Merck officially inaugurated a new drug packaging facility

Merck officially inaugurated a new drug packaging facility at Hangzhou in April 2013. The new plant is located in the Hangzhou Economic and Technology Area (HEDA) in Hangzhou, China.

It is one of the largest facilities of the multinational pharmaceutical company in Asia Pacific.

The plant was established by joint venture comprising of MSD China and Huadong Medicine. It was constructed with an investment of $120m.

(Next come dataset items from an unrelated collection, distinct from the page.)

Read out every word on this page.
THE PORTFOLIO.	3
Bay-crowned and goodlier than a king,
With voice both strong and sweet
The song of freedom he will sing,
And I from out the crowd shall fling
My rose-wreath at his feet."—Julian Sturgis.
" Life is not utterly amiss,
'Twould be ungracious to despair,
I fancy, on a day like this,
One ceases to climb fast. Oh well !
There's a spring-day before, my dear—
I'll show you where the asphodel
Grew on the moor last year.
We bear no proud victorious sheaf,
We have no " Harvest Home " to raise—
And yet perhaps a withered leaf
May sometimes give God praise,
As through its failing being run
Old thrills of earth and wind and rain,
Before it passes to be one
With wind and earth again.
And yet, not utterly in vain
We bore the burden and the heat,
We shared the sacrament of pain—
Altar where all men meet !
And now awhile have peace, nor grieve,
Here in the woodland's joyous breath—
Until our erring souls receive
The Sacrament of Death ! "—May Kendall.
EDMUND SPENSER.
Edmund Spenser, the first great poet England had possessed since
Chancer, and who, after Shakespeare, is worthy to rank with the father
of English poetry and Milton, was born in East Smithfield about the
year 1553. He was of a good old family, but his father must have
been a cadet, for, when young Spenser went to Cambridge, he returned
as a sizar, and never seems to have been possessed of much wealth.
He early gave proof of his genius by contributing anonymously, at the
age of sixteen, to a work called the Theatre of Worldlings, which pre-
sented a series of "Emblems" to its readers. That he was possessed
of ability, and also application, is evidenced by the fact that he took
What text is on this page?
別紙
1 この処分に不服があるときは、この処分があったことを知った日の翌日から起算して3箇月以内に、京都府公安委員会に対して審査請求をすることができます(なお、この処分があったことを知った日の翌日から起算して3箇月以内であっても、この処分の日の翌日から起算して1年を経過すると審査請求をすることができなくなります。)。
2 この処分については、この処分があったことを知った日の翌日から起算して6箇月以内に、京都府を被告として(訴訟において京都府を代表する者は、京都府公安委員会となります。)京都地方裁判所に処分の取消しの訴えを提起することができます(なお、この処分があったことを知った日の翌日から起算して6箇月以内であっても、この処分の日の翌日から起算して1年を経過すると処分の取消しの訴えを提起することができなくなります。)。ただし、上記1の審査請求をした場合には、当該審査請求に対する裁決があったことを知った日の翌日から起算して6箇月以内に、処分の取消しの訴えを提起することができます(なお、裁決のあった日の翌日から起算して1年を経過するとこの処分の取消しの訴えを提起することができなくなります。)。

Details of the Merck’s Chinese facility

“The plant largely supplies the packed solid and sterile medicines to China and Asia-Pacific countries.”

The facility has a total floor space of 75,000m². It packages medicines for China as well as the Asia Pacific region. The plant created about 350 new jobs. It is Merck’s second facility in Hangzhou and third plant in China. The facility is fully compliant with the rigorous international quality, environmental, safety and compliance standards.

The facility includes 16 high-speed lines for packaging both tablets and sterile products. It has the annual capacity for producing more than 300 million packages.

The plant packages drugs that are especially meant for diabetes and cardiovascular diseases, as well as those for infectious, respiratory and bone diseases. The plant will also package products for clinical studies and medicinal products to be launched in future.

The plant largely supplies the packed solid and sterile medicines to China and Asia-Pacific countries.

Construction of the drug packaging plant in China

The construction of Merck’s Hangzhou facility was started in July 2010 and took more than two years to complete. The plant was officially inaugurated in April 2013.

Sustainability of Merck’s packaging plant in Hangzhou

The Hangzhou facility was constructed in compliance with quality measures and standard environmental and safety practices. It received Good Manufacturing Practices (GMP) certification in January 2013. It was constructed using environment-friendly procedures, which included waste, special air and water-management procedures and systems.

Merck’s Chinese pharmaceutical operations

Merck entered into the Chinese Pharmaceuticals market in 1992. The company opened its first production facility in Hangzhou in 1994 with the partnership of Hangzhou East China Pharmaceutical Group. It later opened its second facility in China in Shanghai.

“The facility is fully compliant with the rigorous international quality, environmental, safety and compliance standards.”

The company, including its new Hangzhou facility, currently has three factories in China. The manufacturing plants of the company in China produce and supply products to the highest standards of quality, environment, health and safety for China and the Asia Pacific region.

Merck has offices in ten Chinese cities, with the marketing and sales headquarters located in Shanghai. The company has more than 5,000 employees in China.

The healthcare system in China has been growing rapidly, which prompted Merck to establish the Asia R&D headquarters in Beijing in 2011. The company is committed to invest more than $1.5bn for R&D in China in the next five years. It has introduced more than 40 innovative medicines and vaccines in China during the last two decades. It continues to invest more towards research and innovation in the country.

Merck’s sales revenue in China exceeded $1.0bn in 2012, which represented a 25% increase over 2011.

Marketing commentary for Merck globally

Merck has 72 drug manufacturing facilities and approximately 83,000 employees worldwide with its drugs and vaccines supplied to more than 140 countries. The company produces a range of prescription medicines, vaccines, biologic therapies and animal health and consumer healthcare products. Its sales revenue for 2012 stood at $47.3bn.

Merck’s strategy in the recent times has been to reduce the manufacturing operations worldwide where it faces cost challenges, and to expand in emerging Asian markets. The company especially prefers to expand the operations in China, because it desires to leverage from increasing domestic demand coupled with low cost production potential.